Это первая была ласточка. Вторая ласточка другая, еще охуенней. Обвинили в том, что я медальон и останки подсунул... Короче, под Вереей нашли в пустом блиндаже медальон-потеряшку, без хозяина. Прочли: и имя бойца, и что из Сасовского района Рязанской области. Пробиваем по архивам, а он — я сейчас уже не помню — вроде бы пропал без вести в 43-м году. А Нару освободили в 41-м. Гриша этот уже созванивается с родственниками. А и главное пробил-то, дурак дураком. Ему и отвечают: мол, привозите, захороните. Он берет другие останки и едет туда хоронить. После вернулся, увиделись с ним, я ему сразу сказал: «Гриша, и тебе руки больше подам». Говорит: «Все равно он где-то погиб, а для родственников это покой!» Я ему говорю: «У вас, Гриша, отряд не "Мужество", а "Мужеложство"». Ну, у меня струнка после этого и лопнула. Я пришел к председателю, баба была из департамента физкультуры и спорта, по делам с молодежью, и все это рассказал. Она просила сор из избы не выносить, предложила в отряде быть командиром. Я ей сказал, что не буду в этом отряде уже. Ведь я всем объяснил, что этот Гриша творит, и все промолчали. И после этого я сделал свой отряд «Ополченец».
Я же изначально почему начал Нарой интересоваться. В 41-м году Нару отстояли в основном ополченческие дивизии. Не было же никого. Ну и, по правде сказать, под тысячу человек тех, кто убегал. Я все это понимаю. Война начиналась. В цеху, на заводе, старик какой-нибудь, наверное, подумал: «О! Да мы сейчас немцев!» Он же не знает, что к чему.

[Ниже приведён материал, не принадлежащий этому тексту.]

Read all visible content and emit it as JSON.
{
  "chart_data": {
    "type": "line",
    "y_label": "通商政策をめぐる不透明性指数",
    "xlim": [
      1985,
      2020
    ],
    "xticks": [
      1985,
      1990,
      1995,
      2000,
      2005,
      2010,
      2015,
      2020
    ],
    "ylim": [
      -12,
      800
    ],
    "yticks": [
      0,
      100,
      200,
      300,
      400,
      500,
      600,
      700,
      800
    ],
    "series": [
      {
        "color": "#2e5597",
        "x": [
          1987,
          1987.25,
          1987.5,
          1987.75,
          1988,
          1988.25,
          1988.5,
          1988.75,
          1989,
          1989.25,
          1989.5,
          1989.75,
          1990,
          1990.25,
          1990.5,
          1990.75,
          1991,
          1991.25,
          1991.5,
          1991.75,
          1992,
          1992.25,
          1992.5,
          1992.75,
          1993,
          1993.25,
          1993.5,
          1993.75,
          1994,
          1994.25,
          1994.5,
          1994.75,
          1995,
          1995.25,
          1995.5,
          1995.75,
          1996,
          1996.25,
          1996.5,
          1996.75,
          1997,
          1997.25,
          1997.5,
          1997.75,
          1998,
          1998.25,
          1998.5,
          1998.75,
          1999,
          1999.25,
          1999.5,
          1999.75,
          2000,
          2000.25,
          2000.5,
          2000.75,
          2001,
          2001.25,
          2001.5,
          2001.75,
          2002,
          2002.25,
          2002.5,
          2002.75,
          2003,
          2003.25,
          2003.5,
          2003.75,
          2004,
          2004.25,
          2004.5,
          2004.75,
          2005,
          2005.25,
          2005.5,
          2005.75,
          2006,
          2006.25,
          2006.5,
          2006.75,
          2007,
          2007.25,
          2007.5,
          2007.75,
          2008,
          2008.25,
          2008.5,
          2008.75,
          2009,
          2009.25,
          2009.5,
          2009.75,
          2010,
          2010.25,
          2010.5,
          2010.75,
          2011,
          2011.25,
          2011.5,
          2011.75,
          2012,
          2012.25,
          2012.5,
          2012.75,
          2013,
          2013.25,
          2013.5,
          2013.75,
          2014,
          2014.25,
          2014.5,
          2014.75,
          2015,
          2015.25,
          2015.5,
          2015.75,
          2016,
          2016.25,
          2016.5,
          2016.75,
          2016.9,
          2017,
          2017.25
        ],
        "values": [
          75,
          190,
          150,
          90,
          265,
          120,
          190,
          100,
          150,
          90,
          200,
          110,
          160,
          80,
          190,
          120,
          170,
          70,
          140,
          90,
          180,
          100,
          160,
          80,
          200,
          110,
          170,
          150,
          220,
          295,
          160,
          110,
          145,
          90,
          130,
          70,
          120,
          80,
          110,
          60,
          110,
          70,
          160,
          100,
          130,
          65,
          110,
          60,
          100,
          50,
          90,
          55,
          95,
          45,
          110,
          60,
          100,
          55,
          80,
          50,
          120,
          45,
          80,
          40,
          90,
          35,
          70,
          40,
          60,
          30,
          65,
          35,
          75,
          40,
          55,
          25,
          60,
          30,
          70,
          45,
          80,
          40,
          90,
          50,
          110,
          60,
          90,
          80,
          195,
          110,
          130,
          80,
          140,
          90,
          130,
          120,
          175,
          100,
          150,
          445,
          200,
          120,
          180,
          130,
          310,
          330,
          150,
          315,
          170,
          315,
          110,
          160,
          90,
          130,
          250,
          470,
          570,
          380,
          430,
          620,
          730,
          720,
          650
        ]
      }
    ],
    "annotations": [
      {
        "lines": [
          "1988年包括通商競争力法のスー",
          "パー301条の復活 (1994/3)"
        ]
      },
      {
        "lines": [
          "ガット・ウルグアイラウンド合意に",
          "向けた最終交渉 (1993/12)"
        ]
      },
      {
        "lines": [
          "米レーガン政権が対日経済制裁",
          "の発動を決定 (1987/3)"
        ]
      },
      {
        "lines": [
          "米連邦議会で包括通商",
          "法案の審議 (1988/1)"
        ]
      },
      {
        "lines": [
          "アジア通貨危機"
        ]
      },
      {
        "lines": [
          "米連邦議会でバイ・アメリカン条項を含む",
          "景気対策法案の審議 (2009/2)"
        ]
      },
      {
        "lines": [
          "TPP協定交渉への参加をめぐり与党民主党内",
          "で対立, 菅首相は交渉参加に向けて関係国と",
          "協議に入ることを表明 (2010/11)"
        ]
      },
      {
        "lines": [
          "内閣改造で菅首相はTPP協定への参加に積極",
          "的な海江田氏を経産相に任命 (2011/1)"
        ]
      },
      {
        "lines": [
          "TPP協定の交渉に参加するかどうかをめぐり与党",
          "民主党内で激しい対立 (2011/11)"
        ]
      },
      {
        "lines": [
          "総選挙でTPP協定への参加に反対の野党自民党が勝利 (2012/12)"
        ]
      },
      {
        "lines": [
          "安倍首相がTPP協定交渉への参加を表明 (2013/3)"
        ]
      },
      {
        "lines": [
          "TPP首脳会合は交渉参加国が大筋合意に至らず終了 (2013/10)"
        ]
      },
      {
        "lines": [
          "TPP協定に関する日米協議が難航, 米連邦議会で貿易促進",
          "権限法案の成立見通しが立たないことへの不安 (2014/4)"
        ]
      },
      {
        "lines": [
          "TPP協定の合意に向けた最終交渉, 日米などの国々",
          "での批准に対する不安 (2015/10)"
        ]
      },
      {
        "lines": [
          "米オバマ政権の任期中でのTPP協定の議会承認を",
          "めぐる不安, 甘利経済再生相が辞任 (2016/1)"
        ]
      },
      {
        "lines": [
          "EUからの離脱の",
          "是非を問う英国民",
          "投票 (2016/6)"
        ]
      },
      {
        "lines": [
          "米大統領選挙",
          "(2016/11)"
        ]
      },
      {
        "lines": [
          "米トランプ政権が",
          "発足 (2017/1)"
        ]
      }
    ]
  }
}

Я про ополченцев много всего узнал за жизнь. Их же обмундировали в самое ненужное, оружие — самое неудобное, «Гочкисс»[23], патроны французские, все говно у них было — и вперед. Если дивизия ополченческая — 4 000 человек, а их, дивизий, было пять, то это получается, что записалось сразу 20 000 человек. Ну и те, кто комплектовал их, решили потом проверить: сформировали и отправили от Москвы в сторону фронта. Представляешь, где Очаково — это пятнадцать километров от Москвы. Так вот вышло 20 000, а на место, в Очаково, пришло 10 000. Старики — у них же отдышка, а ты попробуй зимой пройти пятнадцать километров. Понятно стало, что это тот еще вариант. Но все равно, ведь эти ДНО[24] стали потом полноценными дивизиями. А сколько под Нарой человек сдавалось... Я не хочу сказать, что они прям мясом своим заслонили, как любят писать. 113-я потом и танки подбила на Варшавке, и еще знаю. Но в начале, конечно, не очень. Это же были работяги.
Патроны же, все это снаряжение — деньги всё. Я же очень много этим занимался. У меня были специальные опросные листы — накрылись[25] — о том, как кто воевал: иные не рассказывали, иные, особенно если выпьют нормально, могли и подробно поговорить. И вот артиллерист один мне рассказывал, что всю жизнь хотел купить себе хромовые сапоги. Ну, деревенский мужик, копил, копил, пожар случился — и все потратил туда, никак не получалось. Потом — война. Попал в артиллерию, досталась «прощай, Родина», «сорокапятка»[26]. То есть, всегда на передовой, всё по полной программе.
На учебке когда тренировались, стреляют они, а им говорят, мол, вы берегите снаряды! А он и спросил, сколько снаряд-то стоит, гильза же, порох. Старший ему назвал цену, я уже не помню, по тем еще рублям. Допустим, 14 рублей 17 копеек. Тот говорит: «Блядь! Хромовые сапоги!» И с тех пор как стрельну, говорит, так думаю, что хромовые сапоги полетели. Стрельнешь бронебойным — стакан водки ушел, а тут — сапоги. А потом, говорит, в Германии уже увидели в магазинах кожи разные, иголки... Он так всё хотел сапоги, начал, когда разрешили отправлять оттуда ежемесячные посылки, высылать. Он тогда уже ушел из артиллерии в разведроту и потому лазил везде, в том числе и по магазинам. Говорит: «Я высылаю добро, высылаю, а из дома пишут, мол, ничего не приходит. У другого спросил — такая же бодяга. Потом сунулись в пересыльную почту эту, а там местные хуеплеты сами посылки вскрывают, своих же, советских солдат». Эти разозлились: «Мы воюем, а они тут на почте сидят, еще и обворовывают!» Договорились они перед уходом в тыл противотанковыми гранатами это отделение разбить — поди там разберись, кто это сделал, может, диверсанты. Но кто-то донес командиру, и не получилось у них.